Let $M$ be a manifold and $k$ be a positive integer. Let $F(M,k)$ be the $k$-th ordered configuration space over $M$, consisting of all ordered $k$-tuples of distinct points in $M$. Let $\Sigma_k$ be the symmetric group on $k$-letters. Let $F(M,k)/\Sigma_k$ be the $k$-th unordered configuration space over $M$, consisting of all unordered $k$-tuples of distinct points in $M$.
Question 1: Let $p$ be an odd prime.
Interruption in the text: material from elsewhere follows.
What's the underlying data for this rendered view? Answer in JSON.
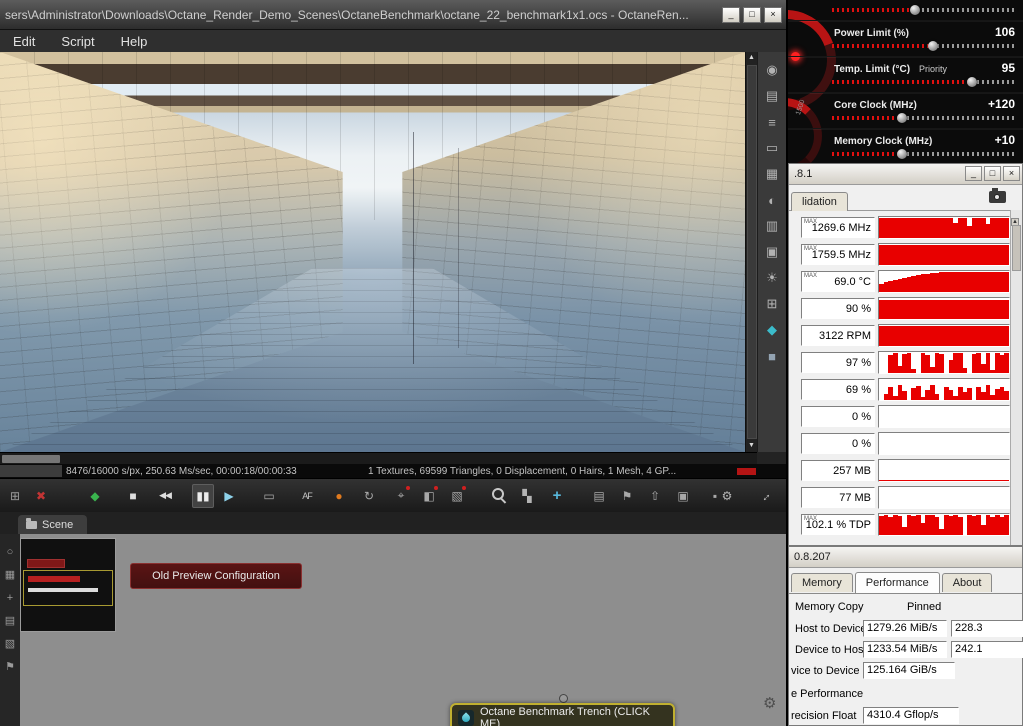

Are there any references/results about the homology module $$ H_*(F(\mathbb{R}P^2,p)/\Sigma_p;\mathbb{Z}_p)? $$
My attempt: I search online and find that in the paper ON THE HOMOLOGY OF CONFIGURATION SPACES, C.F. Bodigheimer, F. Cohen and L. Taylor, 1989 Theorem C, we can obtain the homology module $$ H_*(F(\mathbb{R}P^2,p)/\Sigma_p;\mathbb{Z}_p(-1)) $$ of the chain complex $$ S_*(F(\mathbb{R}P^2,p))\otimes _{\Sigma_p}\mathbb{Z}_p(-1) $$ where $S_*$ is the singular chain complex and $\mathbb{Z}_p(-1)$ is the $\Sigma_p$-module $\mathbb{Z}_p$ with $\Sigma_p$-action given by $$\pi(1)=(-1)^{\text{sign}(\pi)}$$ for any $\pi\in\Sigma_p$.
Question 2: If $$ H_j(F(\mathbb{R}P^2,p)/\Sigma_p;\mathbb{Z}_p(-1))=0, $$ can we conclude $$ H_j(F(\mathbb{R}P^2,p)/\Sigma_p;\mathbb{Z}_p )=0? $$